Is PPR suitable for compressed air, gas, or high-temperature steam?
No to all three without qualification. PP-R pipe rated for water must not be used for compressed air or gas: the stored energy in a compressed gas makes a brittle or fatigue failure dangerous, and the standard pressure classes are defined for liquid service. Steam is also excluded, because PP-R softens as it approaches its melting range of 140 to 150 degrees Celsius and is only suitable for brief excursions to about 95 degrees in water. The recognized service envelope is the ISO 15874 application classes, typically up to a design temperature of 70 to 80 degrees Celsius continuous with limited time above. For air, gas, or steam, select metal or a polymer specifically certified for that medium.

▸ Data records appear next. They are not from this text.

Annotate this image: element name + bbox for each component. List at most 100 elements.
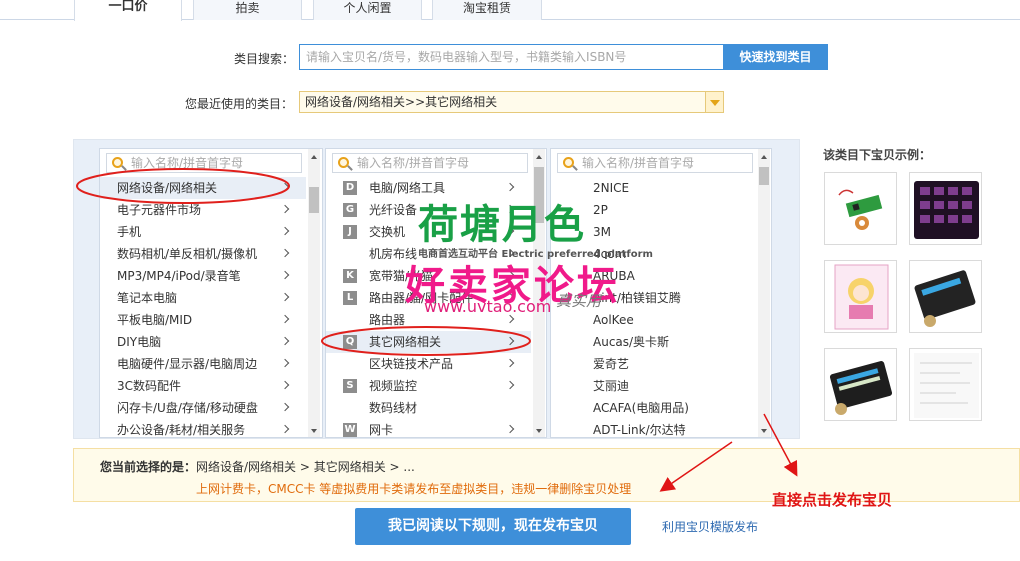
- category-search-label: 类目搜索：: [234, 52, 295, 66]
- circuit-board-icon: [838, 189, 883, 230]
- brand-scrollbar[interactable]: [758, 149, 770, 437]
- level1-category-item[interactable]: 3C数码配件: [100, 375, 306, 397]
- level1-category-item-label: 办公设备/耗材/相关服务: [117, 423, 246, 437]
- scroll-thumb[interactable]: [759, 167, 769, 185]
- level2-category-item-label: 视频监控: [369, 379, 418, 393]
- brand-filter-input[interactable]: 输入名称/拼音首字母: [557, 153, 753, 173]
- index-letter-badge: L: [343, 291, 357, 305]
- scroll-up-icon[interactable]: [311, 155, 317, 159]
- current-selection-path: 网络设备/网络相关 > 其它网络相关 > ...: [196, 460, 415, 474]
- tab-taobao-rental[interactable]: 淘宝租赁: [432, 0, 542, 20]
- brand-item[interactable]: Aucas/奥卡斯: [551, 331, 756, 353]
- level1-category-item-label: MP3/MP4/iPod/录音笔: [117, 269, 241, 283]
- example-image-6: [909, 348, 982, 421]
- level1-category-item[interactable]: MP3/MP4/iPod/录音笔: [100, 265, 306, 287]
- brand-item[interactable]: 爱奇艺: [551, 353, 756, 375]
- level2-category-item[interactable]: S 视频监控: [326, 375, 531, 397]
- card-holder-icon: [829, 361, 893, 415]
- tab-personal-idle[interactable]: 个人闲置: [313, 0, 422, 20]
- index-letter-badge: J: [343, 225, 357, 239]
- template-publish-link[interactable]: 利用宝贝模版发布: [662, 518, 758, 535]
- scroll-down-icon[interactable]: [311, 429, 317, 433]
- annotation-arrows: [659, 413, 798, 492]
- level1-category-item[interactable]: 笔记本电脑: [100, 287, 306, 309]
- level1-category-item-label: DIY电脑: [117, 335, 162, 349]
- level1-category-item[interactable]: 电脑硬件/显示器/电脑周边: [100, 353, 306, 375]
- tab-fixed-price[interactable]: 一口价: [74, 0, 182, 21]
- level1-category-item[interactable]: 办公设备/耗材/相关服务: [100, 419, 306, 437]
- level2-category-item-label: 数码线材: [369, 401, 418, 415]
- brand-item-label: 2NICE: [593, 181, 630, 195]
- scroll-down-icon[interactable]: [536, 429, 542, 433]
- highlight-circle-level1: [76, 168, 290, 204]
- tab-auction[interactable]: 拍卖: [193, 0, 302, 20]
- virtual-card-warning: 上网计费卡，CMCC卡 等虚拟费用卡类请发布至虚拟类目，违规一律删除宝贝处理: [196, 482, 632, 496]
- chevron-down-icon[interactable]: [705, 92, 723, 112]
- chevron-right-icon: [280, 226, 290, 236]
- level1-category-item[interactable]: 手机: [100, 221, 306, 243]
- example-image-2: [909, 172, 982, 245]
- index-letter-badge: S: [343, 379, 357, 393]
- scroll-up-icon[interactable]: [536, 155, 542, 159]
- index-letter-badge: W: [343, 423, 357, 437]
- level1-category-item-label: 手机: [117, 225, 142, 239]
- level1-scrollbar[interactable]: [308, 149, 320, 437]
- chevron-right-icon: [280, 380, 290, 390]
- level2-category-item-label: 光纤设备: [369, 203, 418, 217]
- quick-find-category-button[interactable]: 快速找到类目: [723, 44, 828, 70]
- example-image-1: [824, 172, 897, 245]
- brand-item-label: 爱奇艺: [593, 357, 630, 371]
- level1-category-item-label: 平板电脑/MID: [117, 313, 193, 327]
- chevron-right-icon: [280, 424, 290, 434]
- level1-category-item[interactable]: 数码相机/单反相机/摄像机: [100, 243, 306, 265]
- brand-item-label: Aucas/奥卡斯: [593, 335, 670, 349]
- search-icon: [563, 157, 574, 168]
- index-letter-badge: K: [343, 269, 357, 283]
- watermark-url: www.uvtao.com: [424, 297, 552, 316]
- cartoon-card-icon: [834, 264, 889, 330]
- watermark-stamp: 真实用: [556, 292, 602, 310]
- chevron-right-icon: [505, 380, 515, 390]
- chevron-right-icon: [280, 248, 290, 258]
- level2-filter-input[interactable]: 输入名称/拼音首字母: [332, 153, 528, 173]
- level1-category-item-label: 闪存卡/U盘/存储/移动硬盘: [117, 401, 258, 415]
- chevron-right-icon: [280, 292, 290, 302]
- brand-item-label: 艾丽迪: [593, 379, 630, 393]
- watermark-logo-text: 荷塘月色: [418, 202, 586, 248]
- level1-category-item-label: 电脑硬件/显示器/电脑周边: [117, 357, 258, 371]
- chevron-right-icon: [280, 204, 290, 214]
- chevron-right-icon: [280, 314, 290, 324]
- publish-type-tabs: 一口价 拍卖 个人闲置 淘宝租赁: [0, 0, 1020, 21]
- annotation-text: 直接点击发布宝贝: [772, 491, 893, 509]
- recent-category-value: 网络设备/网络相关>>其它网络相关: [305, 95, 498, 109]
- brand-item-label: 2P: [593, 203, 608, 217]
- publish-button[interactable]: 我已阅读以下规则，现在发布宝贝: [355, 508, 631, 545]
- chevron-right-icon: [505, 424, 515, 434]
- level1-category-item[interactable]: DIY电脑: [100, 331, 306, 353]
- level2-category-item[interactable]: W 网卡: [326, 419, 531, 437]
- brand-item-label: 3M: [593, 225, 611, 239]
- keypad-panel-icon: [914, 181, 979, 239]
- examples-title: 该类目下宝贝示例：: [823, 148, 932, 162]
- example-image-3: [824, 260, 897, 333]
- level1-category-item[interactable]: 平板电脑/MID: [100, 309, 306, 331]
- chevron-right-icon: [505, 182, 515, 192]
- level1-category-item-label: 3C数码配件: [117, 379, 182, 393]
- highlight-circle-level2: [321, 326, 531, 356]
- current-selection-label: 您当前选择的是：: [100, 460, 197, 474]
- level2-category-item-label: 交换机: [369, 225, 406, 239]
- category-search-input[interactable]: 请输入宝贝名/货号，数码电器输入型号，书籍类输入ISBN号: [299, 44, 724, 70]
- chevron-right-icon: [505, 358, 515, 368]
- example-image-4: [909, 260, 982, 333]
- recent-category-select[interactable]: 网络设备/网络相关>>其它网络相关: [299, 91, 724, 113]
- brand-item-label: AolKee: [593, 313, 634, 327]
- scroll-up-icon[interactable]: [761, 155, 767, 159]
- chevron-right-icon: [280, 358, 290, 368]
- recent-category-label: 您最近使用的类目：: [185, 97, 294, 111]
- level2-category-item[interactable]: 数码线材: [326, 397, 531, 419]
- index-letter-badge: D: [343, 181, 357, 195]
- brand-item[interactable]: AolKee: [551, 309, 756, 331]
- brand-item[interactable]: 艾丽迪: [551, 375, 756, 397]
- scroll-thumb[interactable]: [309, 187, 319, 213]
- level1-category-item[interactable]: 闪存卡/U盘/存储/移动硬盘: [100, 397, 306, 419]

Which manufacturers and standards should appear on a compliant PPR pipe?
A compliant pipe is surface-printed with the material (PP-R or PP-RCT), the governing standard (ISO 15874, DIN 8077/8078, or GB/T 18742 in China), the dimension as outside diameter by wall thickness, the pressure class (for example PN20 / S2.5), the production date and batch, and often the application class. Established system suppliers include Aquatherm (Germany, the originator of PP fusion pipe), Wavin Ekoplastik, Banninger, Uponor (PP-RCT systems), and Pestan, alongside large regional makers such as China's Lesso, Rifeng, and Weixing. For any project, ask for the third-party certification (for example an accredited test report against ISO 15874-2) rather than relying on the print alone.